Friday, October 27, 2006

Supreme Court grants cert on Microsoft/AT&T case

The U.S. Supreme Court on Oct. 27 agreed to consider an appeal by software maker Microsoft Corp. in a dispute over whether the company should be liable for damages overseas for infringing a software patent owned by AT&T Inc.

The issue is the "golden disk" and royalties based on the foreign manufacture and sale of infringing software products.

An earlier IPBiz post:
http://ipbiz.blogspot.com/2006/07/microsoft-infringes-through.html

***
Relevant to IBM and patent reform, David Berlind wrote of the IBM suit against Amazon:

For years, there have been a handful of companies trying to figure out how to erect a toll booth on the Web, if not the Internet altogether. In other words, they've been looking for some way to ensure that the Internet or some portion thereof can't work unless they get to collect a royalty on the majority of the Internet's traffic. Now, if a patent infringement suit filed by IBM against Amazon.com holds up in court, Big Blue may have finally found a way to collar the Web (or most of it). It may be a decade before we know the answer.
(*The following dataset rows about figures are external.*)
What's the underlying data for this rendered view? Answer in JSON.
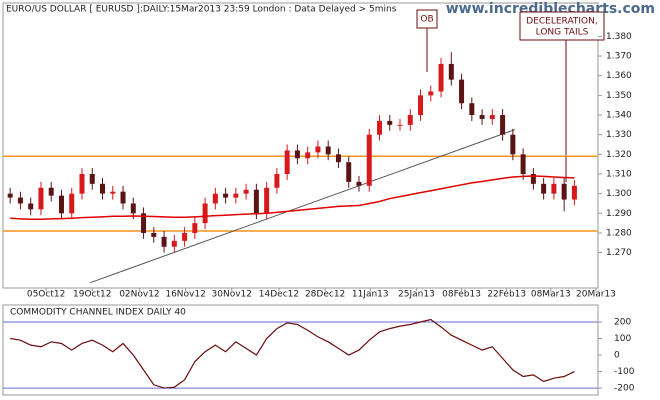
{
  "header": {
    "title": "EURO/US DOLLAR [ EURUSD ]:DAILY:15Mar2013 23:59 London : Data Delayed > 5mins",
    "watermark": "www.incrediblecharts.com"
  },
  "chart_data": [
    {
      "type": "candlestick",
      "xlim": [
        -0.7,
        57.3
      ],
      "xticks": [
        {
          "value": 3.5,
          "label": "05Oct12"
        },
        {
          "value": 8.0,
          "label": "19Oct12"
        },
        {
          "value": 12.6,
          "label": "02Nov12"
        },
        {
          "value": 17.1,
          "label": "16Nov12"
        },
        {
          "value": 21.6,
          "label": "30Nov12"
        },
        {
          "value": 26.2,
          "label": "14Dec12"
        },
        {
          "value": 30.7,
          "label": "28Dec12"
        },
        {
          "value": 35.1,
          "label": "11Jan13"
        },
        {
          "value": 39.6,
          "label": "25Jan13"
        },
        {
          "value": 44.0,
          "label": "08Feb13"
        },
        {
          "value": 48.4,
          "label": "22Feb13"
        },
        {
          "value": 52.7,
          "label": "08Mar13"
        },
        {
          "value": 57.1,
          "label": "20Mar13"
        }
      ],
      "ylim": [
        1.252,
        1.397
      ],
      "yticks": [
        {
          "value": 1.27,
          "label": "1.270"
        },
        {
          "value": 1.28,
          "label": "1.280"
        },
        {
          "value": 1.29,
          "label": "1.290"
        },
        {
          "value": 1.3,
          "label": "1.300"
        },
        {
          "value": 1.31,
          "label": "1.310"
        },
        {
          "value": 1.32,
          "label": "1.320"
        },
        {
          "value": 1.33,
          "label": "1.330"
        },
        {
          "value": 1.34,
          "label": "1.340"
        },
        {
          "value": 1.35,
          "label": "1.350"
        },
        {
          "value": 1.36,
          "label": "1.360"
        },
        {
          "value": 1.37,
          "label": "1.370"
        },
        {
          "value": 1.38,
          "label": "1.380"
        }
      ],
      "up_color": "#d7191c",
      "down_color": "#5b1414",
      "open": [
        1.3,
        1.298,
        1.295,
        1.292,
        1.303,
        1.299,
        1.29,
        1.3,
        1.31,
        1.305,
        1.3,
        1.301,
        1.295,
        1.29,
        1.28,
        1.278,
        1.273,
        1.276,
        1.28,
        1.285,
        1.295,
        1.3,
        1.298,
        1.3,
        1.302,
        1.29,
        1.303,
        1.31,
        1.322,
        1.318,
        1.321,
        1.324,
        1.32,
        1.316,
        1.306,
        1.304,
        1.33,
        1.337,
        1.335,
        1.335,
        1.34,
        1.35,
        1.352,
        1.366,
        1.358,
        1.346,
        1.34,
        1.338,
        1.34,
        1.33,
        1.32,
        1.31,
        1.305,
        1.3,
        1.305,
        1.297
      ],
      "high": [
        1.303,
        1.301,
        1.298,
        1.306,
        1.306,
        1.302,
        1.303,
        1.313,
        1.313,
        1.308,
        1.304,
        1.304,
        1.298,
        1.293,
        1.283,
        1.281,
        1.279,
        1.283,
        1.288,
        1.298,
        1.303,
        1.303,
        1.303,
        1.305,
        1.305,
        1.306,
        1.313,
        1.325,
        1.325,
        1.324,
        1.327,
        1.327,
        1.323,
        1.319,
        1.309,
        1.333,
        1.34,
        1.34,
        1.338,
        1.343,
        1.353,
        1.355,
        1.369,
        1.372,
        1.361,
        1.349,
        1.343,
        1.343,
        1.343,
        1.333,
        1.323,
        1.313,
        1.308,
        1.308,
        1.308,
        1.307
      ],
      "low": [
        1.295,
        1.292,
        1.289,
        1.289,
        1.296,
        1.287,
        1.287,
        1.297,
        1.302,
        1.297,
        1.297,
        1.292,
        1.287,
        1.277,
        1.275,
        1.27,
        1.27,
        1.273,
        1.277,
        1.282,
        1.292,
        1.295,
        1.295,
        1.297,
        1.287,
        1.287,
        1.3,
        1.307,
        1.315,
        1.315,
        1.318,
        1.317,
        1.313,
        1.303,
        1.301,
        1.301,
        1.327,
        1.332,
        1.332,
        1.332,
        1.337,
        1.347,
        1.349,
        1.355,
        1.343,
        1.337,
        1.335,
        1.335,
        1.327,
        1.317,
        1.307,
        1.302,
        1.297,
        1.297,
        1.291,
        1.294
      ],
      "close": [
        1.298,
        1.295,
        1.292,
        1.303,
        1.299,
        1.29,
        1.3,
        1.31,
        1.305,
        1.3,
        1.301,
        1.295,
        1.29,
        1.28,
        1.278,
        1.273,
        1.276,
        1.28,
        1.285,
        1.295,
        1.3,
        1.298,
        1.3,
        1.302,
        1.29,
        1.303,
        1.31,
        1.322,
        1.318,
        1.321,
        1.324,
        1.32,
        1.316,
        1.306,
        1.304,
        1.33,
        1.337,
        1.335,
        1.335,
        1.34,
        1.35,
        1.352,
        1.366,
        1.358,
        1.346,
        1.34,
        1.338,
        1.34,
        1.33,
        1.32,
        1.31,
        1.305,
        1.3,
        1.305,
        1.297,
        1.304
      ],
      "moving_average": {
        "color": "#e00000",
        "values": [
          1.2875,
          1.2872,
          1.287,
          1.287,
          1.2872,
          1.2873,
          1.2875,
          1.2878,
          1.288,
          1.2882,
          1.2885,
          1.2885,
          1.2886,
          1.2885,
          1.2884,
          1.2882,
          1.288,
          1.288,
          1.2882,
          1.2885,
          1.2888,
          1.289,
          1.2893,
          1.2896,
          1.2898,
          1.29,
          1.2905,
          1.291,
          1.2915,
          1.292,
          1.2925,
          1.293,
          1.2935,
          1.2938,
          1.294,
          1.295,
          1.296,
          1.2975,
          1.2985,
          1.2995,
          1.3005,
          1.3015,
          1.3025,
          1.3035,
          1.3045,
          1.3055,
          1.3062,
          1.307,
          1.3078,
          1.3085,
          1.3088,
          1.309,
          1.3088,
          1.3085,
          1.3082,
          1.308
        ]
      },
      "hlines": {
        "color": "#f7941d",
        "values": [
          1.319,
          1.281
        ]
      },
      "trendline": {
        "color": "#555555",
        "x": [
          7.8,
          49.2
        ],
        "y": [
          1.2547,
          1.3326
        ]
      },
      "annotations": [
        {
          "text": "OB"
        },
        {
          "text": [
            "DECELERATION,",
            "LONG TAILS"
          ]
        }
      ]
    },
    {
      "type": "line",
      "title": "COMMODITY CHANNEL INDEX DAILY 40",
      "color": "#6b0d0d",
      "xlim": [
        -0.7,
        57.3
      ],
      "ylim": [
        -242,
        303
      ],
      "yticks": [
        200,
        100,
        0,
        -100,
        -200
      ],
      "levels": {
        "color": "#6a6ad8",
        "values": [
          200,
          -200
        ]
      },
      "values": [
        100,
        90,
        60,
        50,
        80,
        70,
        30,
        70,
        90,
        60,
        20,
        70,
        0,
        -90,
        -180,
        -200,
        -195,
        -150,
        -40,
        20,
        60,
        20,
        80,
        40,
        0,
        100,
        160,
        195,
        185,
        150,
        110,
        80,
        40,
        0,
        30,
        90,
        140,
        160,
        175,
        185,
        200,
        215,
        170,
        120,
        90,
        60,
        30,
        50,
        -20,
        -90,
        -130,
        -120,
        -160,
        -140,
        -130,
        -100
      ]
    }
  ]
}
Whether it was simply the prescience of IBM's engineers right around the time that the Web was born, or just a stroke of serendipity (perhaps connected with IBM's original association with the Prodigy online service), IBM appears to have a patent for online advertising. And now, nearly a decade and a half after IBM filed for the patent, and long after the online advertising environment has matured to a point that it's generating (in aggregate) billions of dollars for everybody from small businesses to Google, IBM's patent infringement suit against Amazon is the equivalent of Big Blue saying "Excuse me everyone, we've got something very important to say." Very important indeed if you own or operate a Web site with advertisements on it.